Goste-se ou não de ex-Presidente e ex-primeiro-ministro, neste ponto, como em muitos outros do seu texto, Cavaco Silva tem razão. A política portuguesa alimenta uma fraude, que não é apenas democrática, mas também económica, social e de valores.


É verdade que em Portugal podemos pensar e dizer tudo o que nos passe pela cabeça em liberdade, mas isso não quer dizer que exista um verdadeiro regime democrático. Desde logo porque o acesso à comunicação social não é para todos, porque existe uma barragem de comentadores permanentes muito influentes, em particular nas televisões, o que modela o pensamento de uma grande parte da opinião pública, e porque existe um muito baixo nível médio de educação e de formação política na sociedade portuguesa. Porventura não menos importante, será a existência de um crescente número de cidadãos desiludidos que desistiram de participar na vida política e deixaram de considerar o voto como importante.

Seja como for, a verdade é que a opinião pública e publicada, mas também a visível nos resultados das diversas eleições e das sondagens, revela uma apreciação desfocada da realidade. O exemplo porventura mais evidente é o do julgamento negativo feito por milhões de portugueses da governação de Pedro Passos Coelho, julgamento que está longe de ser uma análise séria e equilibrada daqueles quatro anos. De facto, a governação do PSD/CDS retirou Portugal de uma situação de descrédito internacional com efeitos extremamente graves na economia e nas finanças nacionais e deixou o país numa situação completamente diferente, para melhor, da forma como o encontrou. Tendo recebido cerca de 7% de défice no orçamento do Estado deixou a António Costa um défice de pouco mais de 3%. Tendo herdado uma dívida pública de 117 % do PIB e juros de mais de 7%, legou ao governo seguinte uma dívida de 129% do PIB, é verdade, mas as taxas de juro da dívida a dez anos rondavam os 2%, ou seja, a crise de credibilidade tinha sido ultrapassada.
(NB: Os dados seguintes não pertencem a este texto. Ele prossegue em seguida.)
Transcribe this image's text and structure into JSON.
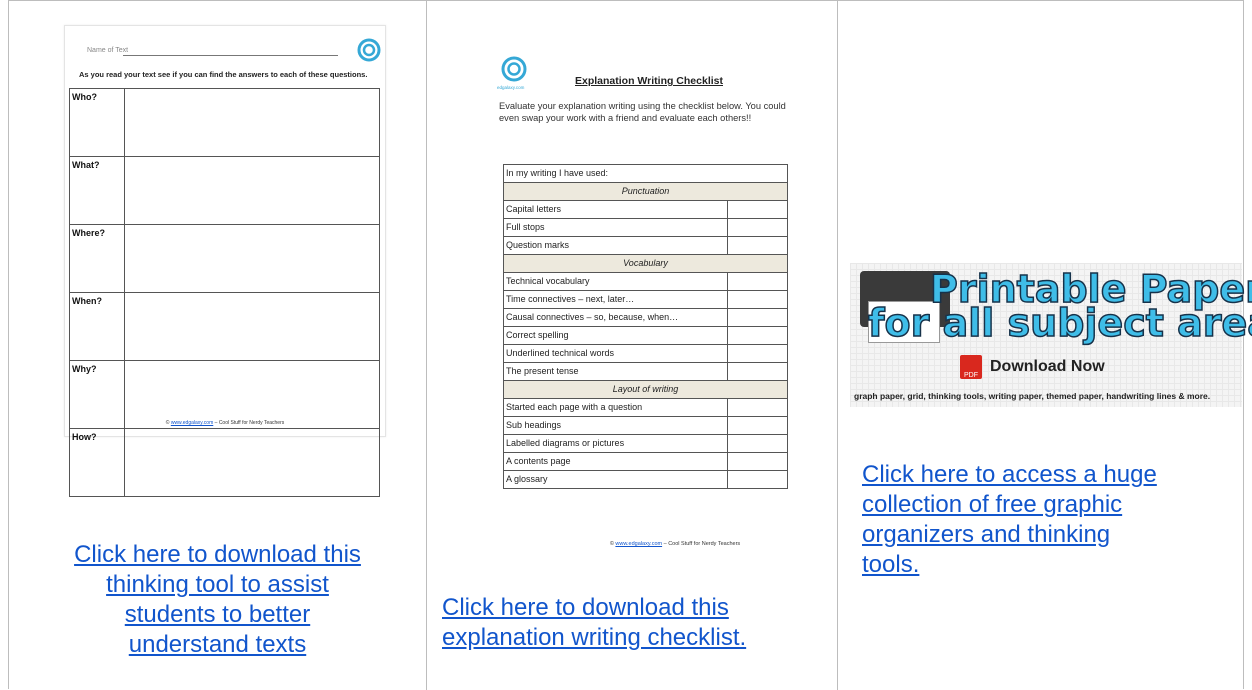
{
  "col1": {
    "doc": {
      "name_label": "Name of Text",
      "instruction": "As you read your text see if you can find the answers to each of these questions.",
      "questions": [
        "Who?",
        "What?",
        "Where?",
        "When?",
        "Why?",
        "How?"
      ],
      "footer_prefix": "© ",
      "footer_url": "www.edgalaxy.com",
      "footer_suffix": " – Cool Stuff for Nerdy Teachers"
    },
    "link_lines": [
      "Click here to download this",
      "thinking tool to assist",
      "students to better",
      "understand texts"
    ]
  },
  "col2": {
    "doc": {
      "logo_text": "edgalaxy.com",
      "title": "Explanation Writing Checklist",
      "intro": "Evaluate your explanation writing using the checklist below. You could even swap your work with a friend and evaluate each others!!",
      "rows": [
        {
          "text": "In my writing I have used:",
          "type": "head"
        },
        {
          "text": "Punctuation",
          "type": "section"
        },
        {
          "text": "Capital letters",
          "type": "item"
        },
        {
          "text": "Full stops",
          "type": "item"
        },
        {
          "text": "Question marks",
          "type": "item"
        },
        {
          "text": "Vocabulary",
          "type": "section"
        },
        {
          "text": "Technical vocabulary",
          "type": "item"
        },
        {
          "text": "Time connectives – next, later…",
          "type": "item"
        },
        {
          "text": "Causal connectives – so, because, when…",
          "type": "item"
        },
        {
          "text": "Correct spelling",
          "type": "item"
        },
        {
          "text": "Underlined technical words",
          "type": "item"
        },
        {
          "text": "The present tense",
          "type": "item"
        },
        {
          "text": "Layout of writing",
          "type": "section"
        },
        {
          "text": "Started each page with a question",
          "type": "item"
        },
        {
          "text": "Sub headings",
          "type": "item"
        },
        {
          "text": "Labelled diagrams or pictures",
          "type": "item"
        },
        {
          "text": "A contents page",
          "type": "item"
        },
        {
          "text": "A glossary",
          "type": "item"
        }
      ],
      "footer_prefix": "© ",
      "footer_url": "www.edgalaxy.com",
      "footer_suffix": " – Cool Stuff for Nerdy Teachers"
    },
    "link_lines": [
      "Click here to download this",
      "explanation writing checklist."
    ]
  },
  "col3": {
    "banner": {
      "title_line1": "Printable Paper",
      "title_line2": "for all subject areas",
      "download": "Download Now",
      "pdf_label": "PDF",
      "caption": "graph paper, grid, thinking tools, writing paper, themed paper, handwriting lines & more."
    },
    "link_lines": [
      "Click here to access a huge",
      "collection of free graphic",
      "organizers and thinking",
      "tools."
    ]
  },
  "colors": {
    "link": "#1155cc",
    "border": "#bdbdbd",
    "banner_text": "#3fbde8",
    "pdf": "#d9281e"
  }
}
Por outro lado, se é verdade que a governação desse período seguiu um padrão de grande austeridade, não é menos verdade que essa era ao tempo a política da União Europeia e Pedro Passos Coelho procurou sempre dar alguma protecção às famílias a viverem na pobreza extrema, sendo que ainda hoje é detestado principalmente pelos reformados da classe média. Ou seja, é justo culpar o Governo PSD/CDS pelos desmandos dos governos anteriores de José Sócrates e pela consequente bancarrota?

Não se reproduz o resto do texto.